DIGITAX is a new ICTD research programme aimed at generating knowledge and evidence to support governments in overcoming the challenges and leveraging the opportunities of the rapid expansion of mobile money and other digital financial services (DFS), as well as the increased relevance of digital IDs across Africa and other lower-income countries.

The programme recently published three working papers examining the benefits and challenges new technologies present when applying them to tax policies & collection methods.

In The Promise and Limitations of Information Technology for Tax Mobilisation, authors Oyebola Okunogbe and Fabrizio Santoro describe the potential that information technology provides for tax mobilisation, as well as the challenges that still exist in low- and middle-income countries and which prevent them from reaping the benefits that new technologies can offer.

In the paper, Okunogbe and Santoro delve into how technology can be a powerful tool for understanding the tax base. Tax authorities can use technology-based tools to collect information to identify taxable entities, while also using it to collect information on the tax liability.

Technology can also be used to improve service delivery to taxpayers, even reducing the level of in-person interactions between taxpayers and tax officials, thus diminishing opportunities for extortion and collusion. Moreover, technology can contribute to strengthening the capacity for tax monitoring.

Okunogbe and Santoro conclude that no matter how sophisticated an IT system is, it is only effective as long as its users can employ it. On the one hand, taxpayers may be hesitant to use technology tools due to lack of information and trust, security concerns or high costs of adoption.

On the other hand, tax officials may not maximise the use of IT tools due to lack of skills and training, or may actively resist it to avoid losing the private benefits they received from the influence they had under a manual system. The paper’s authors also found that technology reform must not be a stand-alone project but should be part of a broad institutional strategy, where complementary reforms are designed. It requires a clear sequencing of reforms to avoid redundancies and disorder.

The effective use of digital technology in tax administration

In the second working paper published by DIGITAX, authors Fabrizio Santoro, Laura Munoz, Wilson Prichard & Giulia Mascagni examine key questions that are relevant for research and policy development to make more effective use of digital technology in tax administration in Africa and lower income countries (LICs).

Titled Digital financial services and digital IDs: What potential do they have for better taxation in Africa?, the paper delves into how digital financial services and digital IDs can help African revenue authorities improve their performance in a number of core functions. Among these functions, technologies can help identify and communicate with taxpayers more easily, thanks to higher-quality data on taxpayer profiles; reduce compliance costs and assist taxpayers to comply by means of digital payments; as well as enforce and monitor compliance through access to better information.

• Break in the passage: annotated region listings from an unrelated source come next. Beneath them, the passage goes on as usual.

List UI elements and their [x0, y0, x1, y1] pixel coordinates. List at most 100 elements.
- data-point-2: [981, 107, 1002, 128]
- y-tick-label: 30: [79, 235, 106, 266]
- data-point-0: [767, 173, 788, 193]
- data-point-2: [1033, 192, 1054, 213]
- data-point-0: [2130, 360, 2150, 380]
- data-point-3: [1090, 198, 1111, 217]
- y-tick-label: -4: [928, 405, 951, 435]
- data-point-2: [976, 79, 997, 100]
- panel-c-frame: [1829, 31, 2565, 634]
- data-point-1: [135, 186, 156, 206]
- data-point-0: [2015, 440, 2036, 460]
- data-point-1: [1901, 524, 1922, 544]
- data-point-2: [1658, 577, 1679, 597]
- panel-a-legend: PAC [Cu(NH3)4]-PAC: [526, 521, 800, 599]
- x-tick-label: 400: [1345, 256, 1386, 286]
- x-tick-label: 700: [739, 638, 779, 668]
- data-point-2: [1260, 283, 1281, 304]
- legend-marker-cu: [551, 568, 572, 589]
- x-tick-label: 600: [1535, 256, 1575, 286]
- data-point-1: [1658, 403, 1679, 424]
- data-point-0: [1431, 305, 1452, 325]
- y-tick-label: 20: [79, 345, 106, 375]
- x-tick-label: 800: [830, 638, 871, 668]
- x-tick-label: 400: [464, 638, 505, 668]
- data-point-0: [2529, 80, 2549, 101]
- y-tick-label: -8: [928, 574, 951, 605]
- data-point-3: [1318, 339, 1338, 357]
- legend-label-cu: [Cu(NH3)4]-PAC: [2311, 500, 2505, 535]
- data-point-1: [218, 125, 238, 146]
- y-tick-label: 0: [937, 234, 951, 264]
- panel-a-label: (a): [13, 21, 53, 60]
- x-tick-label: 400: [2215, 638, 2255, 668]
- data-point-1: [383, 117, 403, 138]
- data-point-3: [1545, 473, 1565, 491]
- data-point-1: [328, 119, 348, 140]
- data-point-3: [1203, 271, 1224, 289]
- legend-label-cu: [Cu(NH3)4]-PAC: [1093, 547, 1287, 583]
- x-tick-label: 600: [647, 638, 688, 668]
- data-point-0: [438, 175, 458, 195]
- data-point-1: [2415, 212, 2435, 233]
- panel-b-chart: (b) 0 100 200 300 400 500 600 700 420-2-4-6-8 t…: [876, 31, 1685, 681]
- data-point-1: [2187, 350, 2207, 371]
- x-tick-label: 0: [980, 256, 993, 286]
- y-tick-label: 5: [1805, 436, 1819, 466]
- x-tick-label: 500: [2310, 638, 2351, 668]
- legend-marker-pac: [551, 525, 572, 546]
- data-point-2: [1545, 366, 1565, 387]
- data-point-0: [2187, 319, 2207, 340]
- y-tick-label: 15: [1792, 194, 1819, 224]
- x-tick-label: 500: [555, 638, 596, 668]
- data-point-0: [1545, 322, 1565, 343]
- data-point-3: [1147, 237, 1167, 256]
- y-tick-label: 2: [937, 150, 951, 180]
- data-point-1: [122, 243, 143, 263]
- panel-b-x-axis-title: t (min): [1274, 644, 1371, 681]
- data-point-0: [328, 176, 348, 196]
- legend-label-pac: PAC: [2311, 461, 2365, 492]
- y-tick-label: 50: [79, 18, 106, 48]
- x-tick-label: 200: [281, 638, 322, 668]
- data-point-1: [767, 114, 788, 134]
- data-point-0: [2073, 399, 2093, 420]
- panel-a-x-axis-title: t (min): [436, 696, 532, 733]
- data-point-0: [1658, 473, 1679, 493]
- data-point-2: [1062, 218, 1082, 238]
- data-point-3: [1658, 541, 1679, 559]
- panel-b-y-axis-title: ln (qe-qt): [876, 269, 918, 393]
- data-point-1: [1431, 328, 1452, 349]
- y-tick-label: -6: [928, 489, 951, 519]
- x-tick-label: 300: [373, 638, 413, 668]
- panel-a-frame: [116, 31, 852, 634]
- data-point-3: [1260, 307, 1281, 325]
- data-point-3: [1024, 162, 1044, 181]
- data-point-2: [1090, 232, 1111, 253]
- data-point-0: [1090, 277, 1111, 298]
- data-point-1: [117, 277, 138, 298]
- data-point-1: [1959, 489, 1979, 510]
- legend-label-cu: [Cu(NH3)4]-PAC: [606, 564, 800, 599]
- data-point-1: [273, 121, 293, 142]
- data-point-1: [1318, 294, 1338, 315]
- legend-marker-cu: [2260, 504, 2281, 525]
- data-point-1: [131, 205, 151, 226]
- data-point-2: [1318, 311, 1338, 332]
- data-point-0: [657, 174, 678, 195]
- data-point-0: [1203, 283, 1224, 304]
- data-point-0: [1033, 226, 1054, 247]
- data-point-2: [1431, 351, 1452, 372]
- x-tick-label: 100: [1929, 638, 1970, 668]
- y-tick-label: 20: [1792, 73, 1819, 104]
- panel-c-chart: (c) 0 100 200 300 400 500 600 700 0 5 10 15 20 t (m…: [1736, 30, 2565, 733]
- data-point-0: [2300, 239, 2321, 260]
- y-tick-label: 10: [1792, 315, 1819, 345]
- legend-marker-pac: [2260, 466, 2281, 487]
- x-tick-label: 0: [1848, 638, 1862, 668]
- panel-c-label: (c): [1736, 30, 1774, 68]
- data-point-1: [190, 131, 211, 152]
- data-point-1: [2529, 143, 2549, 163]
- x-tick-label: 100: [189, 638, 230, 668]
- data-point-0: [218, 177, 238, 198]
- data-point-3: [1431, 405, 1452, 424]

In addition, significant benefits, ranging from increased transparency and reduced corruption in the tax system, can come from higher-quality data produced by DFS and digital IDs. While the potential is clear, what are the barriers to achieving these outcomes?

The paper looks to answer three important questions which remain largely unanswered in existing literature:

  1. What is the nature and potential of these new technologies in the context of LICs specifically, given their unique economic structures, capacity, and patterns of usage?
  2. Given the relative lack of evidence relating to DFS, digital IDs and taxation, what can we learn from the use of existing data and technology in LIC tax administrations? What does this experience tell us about the potential of using other sources of data (such as DFS) to improve tax administration?
  3. How can tax administrations make the best use of DFS and digital IDs in the future?

Taxing digital financial services

Last but not least, the third working paper published by DIGITAX, Should Governments Tax Digital Financial Services? A Research Agenda to Understand Sector-Specific Taxes on DFS, looks at the core principles of good taxation and presents the existing debate around whether taxes on DFS observe them. It explains why understanding the landscape of financial services is essential to designing suitable tax policies and lays out a framework for developing the necessary analysis of the impacts of taxes on DFS. It also highlights the importance of better understanding the processes that give rise to these taxes.

There is intense debate surrounding taxes on digital financial services. This reflects the high stakes, as well as significant disagreements, over the rationale for these taxes and their likely impacts. Service providers and users argue that these taxes impose an undue burden on DFS services and suppliers, all while governments are looking for new revenue sources.

More evidence will make it possible to better understand the implications of new taxes across distinct groups and distinct financial services, assess the broader rationale for specific taxes on DFS, facilitate dialogue among different stakeholders and support evidence-based policy making more broadly.